O sangue de Jesus foi derramado “por muitos” ou “por todos”?

– “Como se explicam as palavras da consagração eucarística [pré-Vaticano II]: ‘…sangue, que será derramado por vós e por muitos’? Jesus não morreu por todos?” (Deodato – São Paulo-SP).

A expressão «por muitos» na fórmula da consagração eucarística [pré-Vaticano II] se deriva de Marcos 14,24:

– «Este ó o meu sangue, o sangue da Aliança derramado por muitos» (cf. Mateus 26,28).

Por sua vez, as palavras de Jesus na última ceia fazem eco a uma afirmação anterior de Cristo:

– «O Filho do Homem não veio para ser servido, mas para servir e dar a vida em resgate de muitos» (Marcos 10,45; cf. Mateus 20,28).

Ora, nestas passagens – principalmente na segunda – o Senhor parece reproduzir um texto de Isaías, em que Javé declara:

– «Quando meu servo tiver oferecido sua vida em resgate, vem uma posteridade (…) Por seus sofrimentos meu servo justificará a muitos. Por isto Eu lhe darei multidões em partilha» (Isaías 53,10-12).
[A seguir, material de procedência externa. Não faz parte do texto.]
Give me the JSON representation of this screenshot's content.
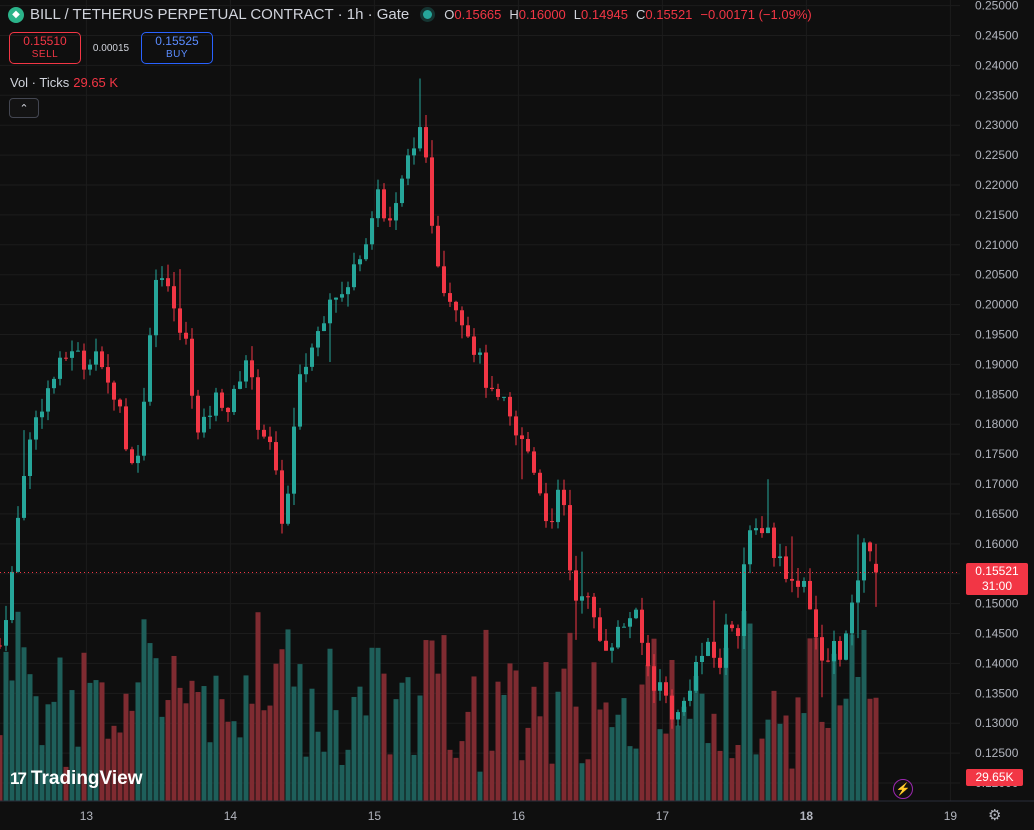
{
  "header": {
    "title": "BILL / TETHERUS PERPETUAL CONTRACT · 1h · Gate",
    "logo_icon": "diamond-icon",
    "open_label": "O",
    "open": "0.15665",
    "high_label": "H",
    "high": "0.16000",
    "low_label": "L",
    "low": "0.14945",
    "close_label": "C",
    "close": "0.15521",
    "change": "−0.00171 (−1.09%)"
  },
  "trade": {
    "sell_price": "0.15510",
    "sell_label": "SELL",
    "spread": "0.00015",
    "buy_price": "0.15525",
    "buy_label": "BUY"
  },
  "volume_legend": {
    "label": "Vol · Ticks",
    "value": "29.65 K"
  },
  "collapse_icon": "chevron-up-icon",
  "brand": "TradingView",
  "price_tag": {
    "price": "0.15521",
    "countdown": "31:00"
  },
  "volume_tag": "29.65K",
  "colors": {
    "up": "#26a69a",
    "down": "#f23645",
    "volume_up": "#1e5f5a",
    "volume_down": "#7f2b31",
    "grid": "#1c1c1c",
    "background": "#0f0f0f"
  },
  "chart_data": {
    "type": "candlestick",
    "x_ticks": [
      "13",
      "14",
      "15",
      "16",
      "17",
      "18",
      "19"
    ],
    "y_ticks": [
      "0.12000",
      "0.12500",
      "0.13000",
      "0.13500",
      "0.14000",
      "0.14500",
      "0.15000",
      "0.15500",
      "0.16000",
      "0.16500",
      "0.17000",
      "0.17500",
      "0.18000",
      "0.18500",
      "0.19000",
      "0.19500",
      "0.20000",
      "0.20500",
      "0.21000",
      "0.21500",
      "0.22000",
      "0.22500",
      "0.23000",
      "0.23500",
      "0.24000",
      "0.24500",
      "0.25000"
    ],
    "ylim": [
      0.1185,
      0.2506
    ],
    "x_start_day": 12.4,
    "x_end_day": 19.0,
    "interval_hours": 1,
    "last_price": 0.15521,
    "anchors": [
      [
        12.4,
        0.143
      ],
      [
        12.48,
        0.154
      ],
      [
        12.56,
        0.172
      ],
      [
        12.66,
        0.182
      ],
      [
        12.78,
        0.188
      ],
      [
        12.9,
        0.193
      ],
      [
        12.98,
        0.19
      ],
      [
        13.06,
        0.193
      ],
      [
        13.12,
        0.187
      ],
      [
        13.22,
        0.185
      ],
      [
        13.28,
        0.176
      ],
      [
        13.33,
        0.172
      ],
      [
        13.4,
        0.183
      ],
      [
        13.45,
        0.199
      ],
      [
        13.5,
        0.207
      ],
      [
        13.56,
        0.204
      ],
      [
        13.62,
        0.197
      ],
      [
        13.7,
        0.193
      ],
      [
        13.78,
        0.177
      ],
      [
        13.85,
        0.182
      ],
      [
        13.92,
        0.185
      ],
      [
        14.0,
        0.182
      ],
      [
        14.06,
        0.188
      ],
      [
        14.12,
        0.192
      ],
      [
        14.18,
        0.181
      ],
      [
        14.25,
        0.178
      ],
      [
        14.3,
        0.174
      ],
      [
        14.35,
        0.164
      ],
      [
        14.4,
        0.168
      ],
      [
        14.47,
        0.186
      ],
      [
        14.55,
        0.192
      ],
      [
        14.62,
        0.196
      ],
      [
        14.7,
        0.203
      ],
      [
        14.8,
        0.201
      ],
      [
        14.88,
        0.208
      ],
      [
        14.95,
        0.212
      ],
      [
        15.02,
        0.22
      ],
      [
        15.08,
        0.213
      ],
      [
        15.15,
        0.216
      ],
      [
        15.22,
        0.223
      ],
      [
        15.3,
        0.23
      ],
      [
        15.36,
        0.223
      ],
      [
        15.42,
        0.21
      ],
      [
        15.5,
        0.202
      ],
      [
        15.58,
        0.2
      ],
      [
        15.66,
        0.195
      ],
      [
        15.74,
        0.19
      ],
      [
        15.82,
        0.184
      ],
      [
        15.9,
        0.183
      ],
      [
        15.98,
        0.178
      ],
      [
        16.06,
        0.176
      ],
      [
        16.12,
        0.172
      ],
      [
        16.18,
        0.166
      ],
      [
        16.24,
        0.162
      ],
      [
        16.29,
        0.17
      ],
      [
        16.33,
        0.164
      ],
      [
        16.38,
        0.15
      ],
      [
        16.45,
        0.153
      ],
      [
        16.52,
        0.147
      ],
      [
        16.58,
        0.143
      ],
      [
        16.65,
        0.144
      ],
      [
        16.72,
        0.146
      ],
      [
        16.8,
        0.149
      ],
      [
        16.87,
        0.142
      ],
      [
        16.93,
        0.137
      ],
      [
        17.0,
        0.136
      ],
      [
        17.06,
        0.132
      ],
      [
        17.12,
        0.131
      ],
      [
        17.18,
        0.136
      ],
      [
        17.25,
        0.141
      ],
      [
        17.32,
        0.142
      ],
      [
        17.4,
        0.14
      ],
      [
        17.46,
        0.148
      ],
      [
        17.52,
        0.145
      ],
      [
        17.58,
        0.16
      ],
      [
        17.65,
        0.162
      ],
      [
        17.72,
        0.164
      ],
      [
        17.78,
        0.158
      ],
      [
        17.84,
        0.157
      ],
      [
        17.9,
        0.153
      ],
      [
        17.97,
        0.155
      ],
      [
        18.02,
        0.151
      ],
      [
        18.07,
        0.144
      ],
      [
        18.12,
        0.138
      ],
      [
        18.18,
        0.143
      ],
      [
        18.24,
        0.142
      ],
      [
        18.3,
        0.146
      ],
      [
        18.36,
        0.155
      ],
      [
        18.42,
        0.161
      ],
      [
        18.47,
        0.159
      ],
      [
        18.52,
        0.1552
      ]
    ]
  }
}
A palavra hebraica “rabbim”, ocorrente nesta passagem do Antigo Testamento, indica não simplesmente um grande número de homens, mas a massa, que é também a totalidade dos homens. O profeta e, por conseguinte, também Jesus entendem realçar o contraste entre um, que será sacrificado, e o grande número, a massa ou também os outros, que serão resgatados. Por isto, alguns comentadores modernos de Mateus e Marcos traduzem o texto evangélico por «derramado em favor dos outros», não «de muitos». Esta interpretação é confirmada pelo texto de São Paulo, Romanos 5,12.15-19: o Apóstolo, referindo-se ao fato de que por um só homem – Adão – a coletividade do gênero humano foi constituída pecadora e por um só homem – Cristo – foi justificada, emprega como equivalentes um ao outro os termos “hoi pollói” (o grande número) e “pántes” (todos). Tal modo de falar tem significado positivo e enfático: inculca que a totalidade dos homens se compõe não de poucos indivíduos, mas de muitos; de modo nenhum quer dizer que alguém esteja excluído do número dos remidos.

Ainda em confirmação de quanto está acima dito, devem-se citar os manuscritos descobertos no deserto de Judá (Palestina); nestes documentos, de extraordinária importância para a exegese do Novo Testamento, a expressão “ha-rabbim” significa a “assembleia geral”, não um grupo restrito (cf. J. T. Milik, “Dix ans de découvertes dans le désert de Juda”, Paris, 1957, pp.65-66).